Dangerous to start discussing a book you haven’t entirely finished, especially if you plan to use it to make a point. But having read most of Anne Winters’s The Displaced of Capital in one rush last night, I feel even more strongly that experimental poetries, those concerned primarily with semantic play, are limiting themselves by what they leave out. One of the stand-out books by one of my peers last year was Jo Ann Wasserman’s The Escape, which courted controversy by allowing itself to be exhibitionistic. Just the premise—that it was about her mother’s death when she was 18—caused some poets I know to shut down.
It was about something?
It was about her mother?
It was about her mother’s death?
Getting past that hurdle, anyone who picked up the book then had to contend with self-mythologizing (sexy bad girl) that turned some people off (myself included) and some people on (Tony Towle reviewed it twice!). The point is, though, that she took a chance on writing a heartbreaking work, staggering genius arguable.
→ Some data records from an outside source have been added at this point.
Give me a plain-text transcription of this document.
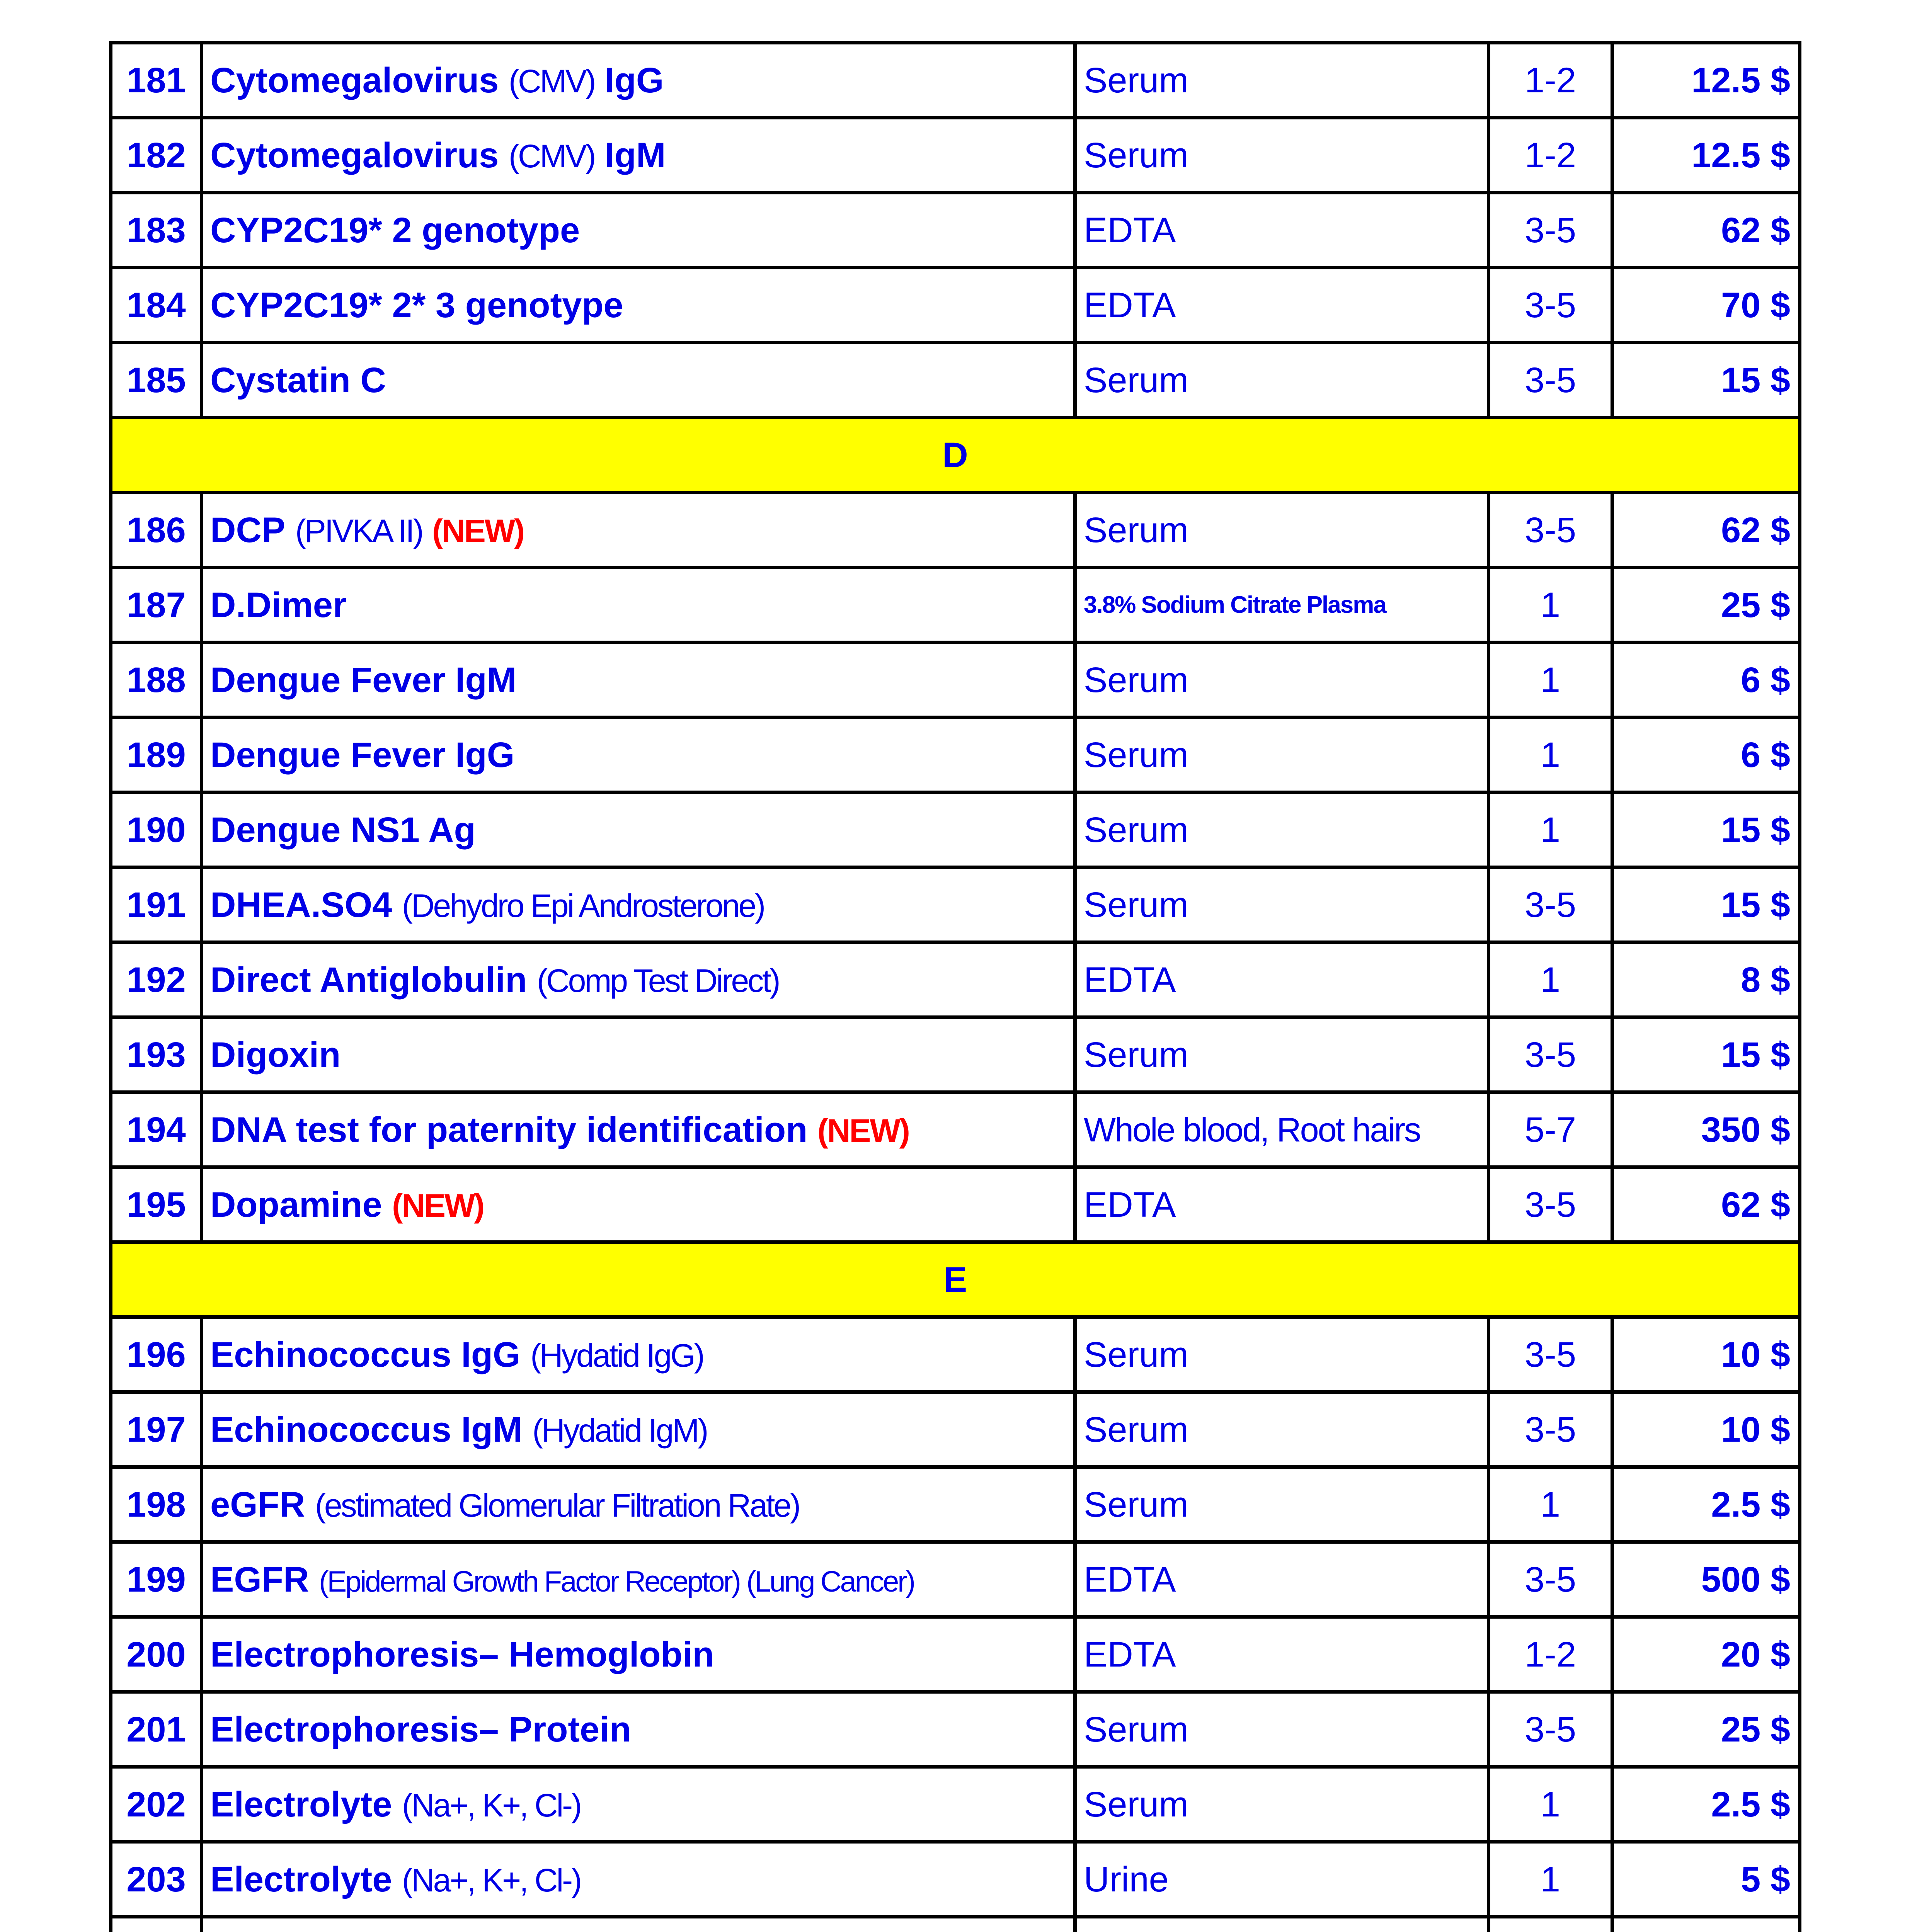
181	Cytomegalovirus (CMV) IgG	Serum	1-2	12.5 $
182	Cytomegalovirus (CMV) IgM	Serum	1-2	12.5 $
183	CYP2C19* 2 genotype	EDTA	3-5	62 $
184	CYP2C19* 2* 3 genotype	EDTA	3-5	70 $
185	Cystatin C	Serum	3-5	15 $
D				
186	DCP (PIVKA II) (NEW)	Serum	3-5	62 $
187	D.Dimer	3.8% Sodium Citrate Plasma	1	25 $
188	Dengue Fever IgM	Serum	1	6 $
189	Dengue Fever IgG	Serum	1	6 $
190	Dengue NS1 Ag	Serum	1	15 $
191	DHEA.SO4 (Dehydro Epi Androsterone)	Serum	3-5	15 $
192	Direct Antiglobulin (Comp Test Direct)	EDTA	1	8 $
193	Digoxin	Serum	3-5	15 $
194	DNA test for paternity identification (NEW)	Whole blood, Root hairs	5-7	350 $
195	Dopamine (NEW)	EDTA	3-5	62 $
E				
196	Echinococcus IgG (Hydatid IgG)	Serum	3-5	10 $
197	Echinococcus IgM (Hydatid IgM)	Serum	3-5	10 $
198	eGFR (estimated Glomerular Filtration Rate)	Serum	1	2.5 $
199	EGFR (Epidermal Growth Factor Receptor) (Lung Cancer)	EDTA	3-5	500 $
200	Electrophoresis– Hemoglobin	EDTA	1-2	20 $
201	Electrophoresis– Protein	Serum	3-5	25 $
202	Electrolyte (Na+, K+, Cl-)	Serum	1	2.5 $
203	Electrolyte (Na+, K+, Cl-)	Urine	1	5 $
Thus Anne Winters. I’m not inclined to buy many books by University of Chicago poets, but I read “The Mill-Race” online, was blown away, got the book. Was blown away. Maybe I’m a sucker for the subject matter—the brutal economics of New York. Maybe, as with the Wasserman, I am too susceptible to the catharsis of tragic storytelling in whatever form (“An Immigrant Woman”). But if I’m attracted to her concerns I’m also attracted to her vocabulary: an engineering vocabulary, a vocabulary of infrastructure. It’s earthy, smithy, tough.
One could complain that she’s championed by Pinsky, complain that she’s too literal in some places, too ornate in others. I just don't want to hear that she’s not avant-garde. That’s a descriptor sought after by some of the most vapid books of our time, cf. Lisa Robertson’s The Weather—hiding its emptiness behind a quote from Arcades Project!—and, to bring it home for the movie-going friends, it’s the same reason In the Mood for Love is a hundred times greater than Chungking Express.